Why, it seems like it was about seven scandals ago when last we heard about the IRS targeting Tea Party nonprofit groups for extra-special possibly politically motivated scrutiny. While I'm sure some people figured it was all water under the bridge by now, the FBI has finally gotten around to actually contacting people at these groups for their investigation. The Washington Times has heard from a lawyer representing some of them. However, there's now a new cause for concern: The DOJ lawyer overseeing the investigation is a donor to President Barack Obama. That certainly makes things a bit awkward:
The progress was revealed a day after The Times reported that the Justice Department lawyer who is leading the investigation into the IRS, Barbara Kay Bosserman, has donated more than $6,000 to President Obama's presidential campaigns — a move that, for many Republicans, has called into question the entire investigation.
"They say the fox isn't good to guard the henhouse; the fox is probably not good to investigate the henhouse, either," said Sen. Rand Paul, Kentucky Republican. "I think these investigations need to be done by independent people outside of the administration."
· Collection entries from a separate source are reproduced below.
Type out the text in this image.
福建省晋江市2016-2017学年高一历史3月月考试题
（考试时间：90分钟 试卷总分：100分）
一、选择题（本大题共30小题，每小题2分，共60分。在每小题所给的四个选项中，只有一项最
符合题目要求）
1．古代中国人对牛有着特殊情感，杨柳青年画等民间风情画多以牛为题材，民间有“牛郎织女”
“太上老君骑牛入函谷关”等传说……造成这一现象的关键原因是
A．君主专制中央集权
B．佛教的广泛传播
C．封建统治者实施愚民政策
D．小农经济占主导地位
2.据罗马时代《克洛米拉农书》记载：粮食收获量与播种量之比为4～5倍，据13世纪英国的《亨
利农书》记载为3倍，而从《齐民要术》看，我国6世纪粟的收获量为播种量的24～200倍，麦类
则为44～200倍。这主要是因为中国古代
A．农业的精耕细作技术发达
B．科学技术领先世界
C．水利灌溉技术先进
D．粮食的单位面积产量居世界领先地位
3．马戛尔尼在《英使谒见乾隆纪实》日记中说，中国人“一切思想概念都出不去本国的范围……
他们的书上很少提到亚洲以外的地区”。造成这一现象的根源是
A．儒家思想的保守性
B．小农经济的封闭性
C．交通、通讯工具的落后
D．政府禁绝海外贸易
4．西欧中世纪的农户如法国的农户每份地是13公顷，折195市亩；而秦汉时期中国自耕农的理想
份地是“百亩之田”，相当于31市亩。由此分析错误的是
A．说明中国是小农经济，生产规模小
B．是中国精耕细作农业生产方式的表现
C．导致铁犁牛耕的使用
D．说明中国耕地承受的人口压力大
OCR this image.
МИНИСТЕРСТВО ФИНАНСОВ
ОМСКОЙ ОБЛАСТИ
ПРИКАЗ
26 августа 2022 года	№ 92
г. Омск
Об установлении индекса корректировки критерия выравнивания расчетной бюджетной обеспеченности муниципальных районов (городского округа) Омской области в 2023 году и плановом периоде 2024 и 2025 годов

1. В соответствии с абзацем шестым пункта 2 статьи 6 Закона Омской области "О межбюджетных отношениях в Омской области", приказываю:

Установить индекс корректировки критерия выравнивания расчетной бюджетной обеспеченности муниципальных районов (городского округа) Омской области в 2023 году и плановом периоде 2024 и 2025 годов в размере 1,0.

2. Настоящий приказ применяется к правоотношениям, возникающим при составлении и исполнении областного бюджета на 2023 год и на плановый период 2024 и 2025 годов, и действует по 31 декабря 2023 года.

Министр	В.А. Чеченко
Mr. Holder ordered an FBI investigation in the days immediately after the internal auditor of the IRS revealed that the agency had been inappropriately targeting tea party groups for intrusive scrutiny and wrongly delayed the approval of hundreds of conservative groups' applications for tax-exempt status.
Little has been heard about the progress of the investigation in the eight months since, and House Oversight and Government Reform Committee Chairman Darrell E. Issa began his own investigation into the FBI's efforts.
Given the nature of government, I do have to wonder if there's a major DOJ attorney capable of leading the investigation who hasn't made donations to major political figures (imagine who would be complaining if she had donated to Mitt Romney). Not terribly long after the scandal broke, it appeared that the executive branch was treating the matter seriously and acknowledged that what happened was absolutely unacceptable. But then at a press conference later White House spokesman Jay Carney derided the scandal as "phony" partisan outrage. It was a bizarre approach, given that partisanship is arguably the source of the scandal in the first place. By any reasonable definition, this is a partisan scandal.